Resolve shift/reduce conflict in Yacc/Bison grammar


I am writing a parser in GNU-Bison to parse captured bits of data of a proprietary protocol. The parser has following tokens:

  • H ....... Header
  • D ....... Data
  • T ....... Terminator

and five numbers of D i.e. Data tokens make up a bulk B i.e.

B : DDDDD
  ;

Ideally the input should be of the form

H DDDDD DDDDD DDDDD ... DDDDD T

aka

 H B B B ... B T

So I have written the following grammar :

%%
CAPTURE :  H PAYLOAD T     { printf("[OK]");}
        ;

PAYLOAD :  B
        |  PAYLOAD B
        ;

B       :  DDDDDD
%%        

Now, to meet some practical conditions such as a pattern like following:

  1. DD H DDDDD DDDDD ... DDDDD T (extra D's at the prefix)
  2. H DDDDD DDDDD ... DDD T (truncated last bulk having just 3 Data D)

I modified my grammar to

%%
CAPTURE :  H PAYLOAD T     { printf("[OK]");}
        ;

PAYLOAD :  B
        |  PAYLOAD B
        |  D PAYLOAD
        |  PAYLOAD D
        ;

B       :  DDDDDD
%%        

But It is giving shift/reduce conflict.
Need help how to correct the grammar so that it recognises above two cases also and is shift/reduce conflict free.


Solution

  • %%
    CAPTURE : OPTD1 H PAYLOAD OPTD2 T     { printf("[OK]");}
            ;
    
    PAYLOAD :  B
            |  PAYLOAD B
            ;
    
    B       :  D D D D D
            ;
    
    OPTD1   :
            |  OPTD1 D
            ;
    
    OPTD2   :
            |  D D D
            ;
    %%     
    

    I added two new non-terminals OPTD1 and OPTD2 on the right-hand side of the first production and kept your original rule for PAYLOAD as it was. OPTD1 can be rewritten as 0 or more D terminal symbols and OPTD2 can be rewritten as 0 or 3 D terminal symbols.

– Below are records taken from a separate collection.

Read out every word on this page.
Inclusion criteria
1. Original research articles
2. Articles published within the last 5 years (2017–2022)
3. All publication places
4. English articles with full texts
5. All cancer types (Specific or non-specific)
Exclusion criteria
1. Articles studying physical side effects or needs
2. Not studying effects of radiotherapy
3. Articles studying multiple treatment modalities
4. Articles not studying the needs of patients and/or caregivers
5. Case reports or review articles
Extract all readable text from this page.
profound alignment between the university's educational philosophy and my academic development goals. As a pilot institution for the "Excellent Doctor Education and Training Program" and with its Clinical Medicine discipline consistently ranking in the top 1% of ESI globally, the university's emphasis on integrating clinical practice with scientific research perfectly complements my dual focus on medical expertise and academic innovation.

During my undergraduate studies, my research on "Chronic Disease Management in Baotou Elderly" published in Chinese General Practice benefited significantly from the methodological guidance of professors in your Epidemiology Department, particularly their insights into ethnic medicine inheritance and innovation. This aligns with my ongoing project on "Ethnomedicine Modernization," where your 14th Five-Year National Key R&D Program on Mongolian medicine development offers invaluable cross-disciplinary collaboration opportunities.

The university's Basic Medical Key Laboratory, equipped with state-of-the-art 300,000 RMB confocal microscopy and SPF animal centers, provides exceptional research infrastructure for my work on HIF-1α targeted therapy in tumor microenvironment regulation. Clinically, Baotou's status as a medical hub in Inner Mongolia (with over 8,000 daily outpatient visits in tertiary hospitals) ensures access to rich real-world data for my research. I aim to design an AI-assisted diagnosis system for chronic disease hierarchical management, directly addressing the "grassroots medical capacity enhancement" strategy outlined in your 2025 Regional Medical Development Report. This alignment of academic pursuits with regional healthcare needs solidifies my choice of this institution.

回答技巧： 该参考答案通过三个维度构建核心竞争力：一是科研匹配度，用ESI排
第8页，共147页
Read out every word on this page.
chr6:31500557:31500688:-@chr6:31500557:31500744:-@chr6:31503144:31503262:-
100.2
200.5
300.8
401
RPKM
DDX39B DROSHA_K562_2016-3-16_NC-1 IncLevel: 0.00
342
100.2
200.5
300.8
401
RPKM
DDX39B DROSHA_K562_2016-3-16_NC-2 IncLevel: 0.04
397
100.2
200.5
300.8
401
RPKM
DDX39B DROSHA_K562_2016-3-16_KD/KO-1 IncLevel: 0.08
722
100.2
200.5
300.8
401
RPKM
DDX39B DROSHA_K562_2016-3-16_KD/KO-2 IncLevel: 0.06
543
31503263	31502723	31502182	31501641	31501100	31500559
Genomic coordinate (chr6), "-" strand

    If your TOKENS, H, T and B were just the characters 'H', 'T' and 'B' respectively, you could easily recognize valid input with the following regular expression:

    '^D*H(DDDDD)+(DDD)?T$'
    

    In any event, you should be able to recognize valid input with a finite state automaton with the power of a pushdown automaton provided by YACC not being required.